Ashland, Oregon

 

May 23, 2005

Women share their beauty

Pomegranate Group takes turns posing for works in multiple visual media

By Vickie Aldous
Ashland Daily Tidings

The women walked on the stone pathways, past the raised planting beds, into Denise Souza Finney’s garden studio.

Some took out sketchpads, while Phyllis Trowbridge stood before an easel, setting up large sheets of paper. The deep emerald of a sky just past sunset showed through the skylights, offset by the painted white rafters.

Phyllis Trowbridge draws a portrait of a nude model during the recent art class for women in Ashland.

Photos by Denise Baratta | Ashland Daily Tidings


As Pat Holton took off her clothes and began doing short poses to help her fellow artists warm up with quick, gestural sketches, Ann DiSalvo opened up a bag of chocolate.

“Anybody want a chocolate fix?” she asked.

It is, after all, a group of women.

Each Thursday night, the half-dozen women artists meet for figure drawing sessions. They all take turns posing nude so they don’t have to pay for a model.
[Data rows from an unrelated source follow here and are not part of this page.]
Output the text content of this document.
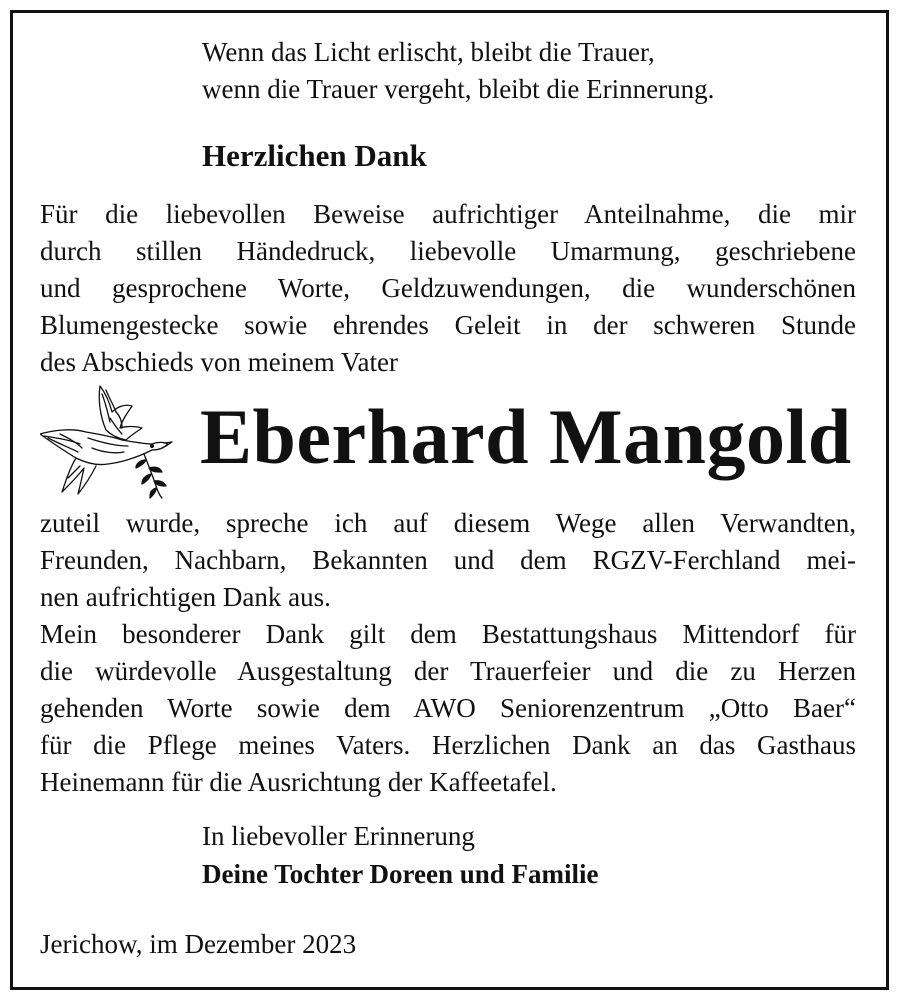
Wenn das Licht erlischt, bleibt die Trauer,

wenn die Trauer vergeht, bleibt die Erinnerung.

Herzlichen Dank
Für die liebevollen Beweise aufrichtiger Anteilnahme, die mir
durch stillen Händedruck, liebevolle Umarmung, geschriebene
und gesprochene Worte, Geldzuwendungen, die wunderschönen
Blumengestecke sowie ehrendes Geleit in der schweren Stunde
des Abschieds von meinem Vater
Eberhard Mangold
zuteil wurde, spreche ich auf diesem Wege allen Verwandten,
Freunden, Nachbarn, Bekannten und dem RGZV-Ferchland mei-
nen aufrichtigen Dank aus.
Mein besonderer Dank gilt dem Bestattungshaus Mittendorf für
die würdevolle Ausgestaltung der Trauerfeier und die zu Herzen
gehenden Worte sowie dem AWO Seniorenzentrum „Otto Baer“
für die Pflege meines Vaters. Herzlichen Dank an das Gasthaus
Heinemann für die Ausrichtung der Kaffeetafel.

In liebevoller Erinnerung

Deine Tochter Doreen und Familie

Jerichow, im Dezember 2023
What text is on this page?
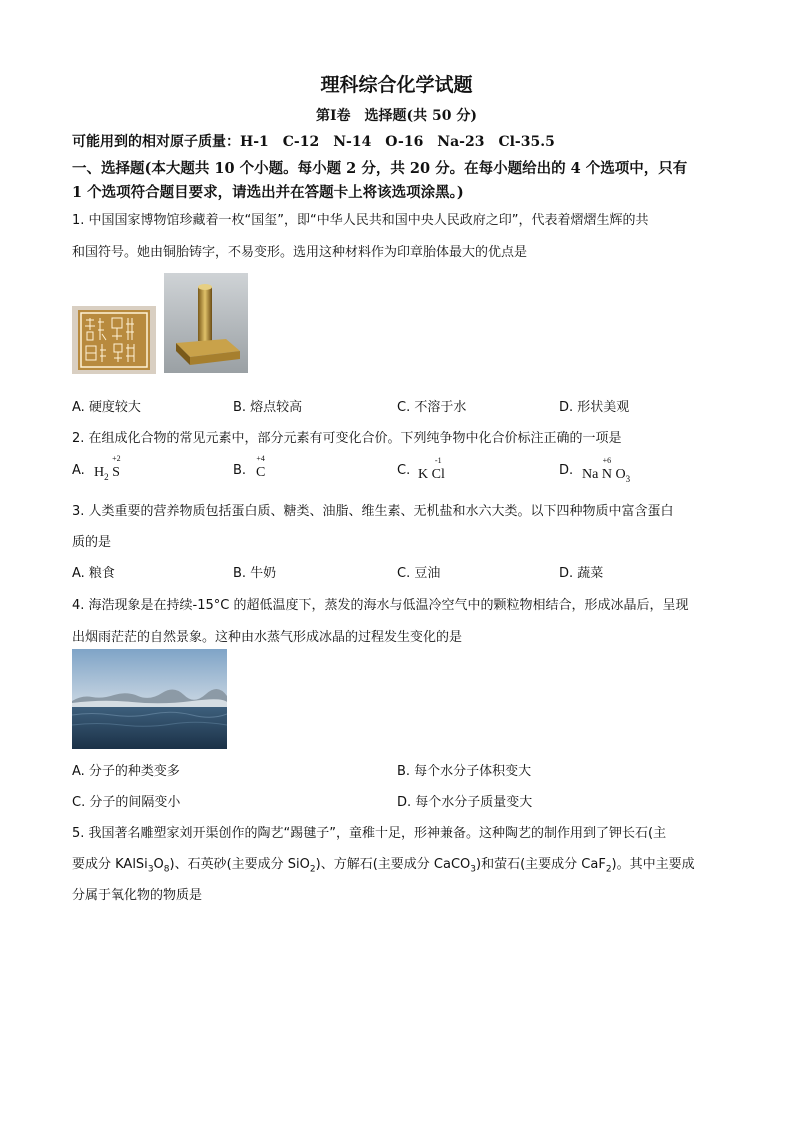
理科综合化学试题
第Ⅰ卷　选择题(共 50 分)
可能用到的相对原子质量：H-1　C-12　N-14　O-16　Na-23　Cl-35.5
一、选择题(本大题共 10 个小题。每小题 2 分，共 20 分。在每小题给出的 4 个选项中，只有
1 个选项符合题目要求，请选出并在答题卡上将该选项涂黑。)
1. 中国国家博物馆珍藏着一枚“国玺”，即“中华人民共和国中央人民政府之印”，代表着熠熠生辉的共
和国符号。她由铜胎铸字，不易变形。选用这种材料作为印章胎体最大的优点是
A. 硬度较大	B. 熔点较高	C. 不溶于水	D. 形状美观
2. 在组成化合物的常见元素中，部分元素有可变化合价。下列纯争物中化合价标注正确的一项是
A. $H_2$
+2
S	B.
+4
C	C. K
-1
Cl	D. Na
+6
N $O_3$
3. 人类重要的营养物质包括蛋白质、糖类、油脂、维生素、无机盐和水六大类。以下四种物质中富含蛋白
质的是
A. 粮食	B. 牛奶	C. 豆油	D. 蔬菜
4. 海浩现象是在持续-15°C 的超低温度下，蒸发的海水与低温冷空气中的颗粒物相结合，形成冰晶后，呈现
出烟雨茫茫的自然景象。这种由水蒸气形成冰晶的过程发生变化的是
A. 分子的种类变多	B. 每个水分子体积变大
C. 分子的间隔变小	D. 每个水分子质量变大
5. 我国著名雕塑家刘开渠创作的陶艺“踢毽子”，童稚十足，形神兼备。这种陶艺的制作用到了钾长石(主
要成分 $KAlSi_3O_8$)、石英砂(主要成分 SiO$_2$)、方解石(主要成分 CaCO$_3$)和萤石(主要成分 CaF$_2$)。其中主要成
分属于氧化物的物质是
Co-founded a decade ago by DiSalvo, the Pomegranate Group is made up of a shifting constellation of women who exhibit the products of the sessions annually, most recently in March at Studio A.B. in Ashland.

Each brings a different style to the group.

The sound of hard scuffing filled the studio as Trowbridge made bold, dark strokes with charcoal to capture the essence of each pose. Her easel shook as she scrubbed at one of the sheets of paper, then all was quiet as she stepped back quickly to apprise her progress, then moved in again to darken one area and sweep a line with her fingers to make a soft gray, curving swathe across a thigh.

A pile of discarded drawings, each worthy of framing, collected at her feet.

Jennifer Longshore drew with soft strokes, while Finney switched among brown conté crayon, pencil and watercolor.

Using a pencil, DiSalvo evoked the other women’s curves with fluid, Matisse-like strokes. Holton, dressed again, captured the musculature of the next woman with lines reminiscent of Michelangelo.

(The irony is not lost on this writer that, in describing the drawings to a general audience, most of the references about style must call up images of men’s artwork.)


A woman poses nude for a recent artist sketching meeting of the Pomegranate Group in Ashland.

New to the group, Jane Markulis offered to be the next model.

“So, give some hints here,” she said as she disrobed.

“The important thing is that you’re comfortable,” Longshore said. “If you hurt, stop, because it’s not worth it. We all know what it feels like to be in the wrong position.”

“It’s just us,” Holton added.

For the women who have been in the group for some time, the experience of posing has had similar effects as each has become less judgmental about her own body.

“You just see regular bodies, not magazine bodies,” Holton said. “We’re all beautiful in different ways. We’re all different ages and we’ve had all different ages. We had a high schooler. You just appreciate all the bodies and all the ages of the bodies. We had a woman who had a mastectomy on one side. She did drape herself on that side.”

“She was in a process of accepting herself,” DiSalvo said. “She wanted to draw but she also wanted to pose for that reason. It was a positive experience for her.”

At times, male artists have wanted to join the group, but the women have urged them to form their own drawing groups. They laugh at the reaction that suggestion usually engenders.

“They would say, ‘I don’t want to draw another guy!’” DiSalvo said.

As the conversation shifted from topics as diverse as favorite new movies to the awe and pity they feel for women of past generations who had to endure multiple pregnancies and births, it’s easy to see why the women would want to maintain their small sanctuary.

“It started out practical and it turned into a great thing,” DiSalvo said. “It became like a women’s group.”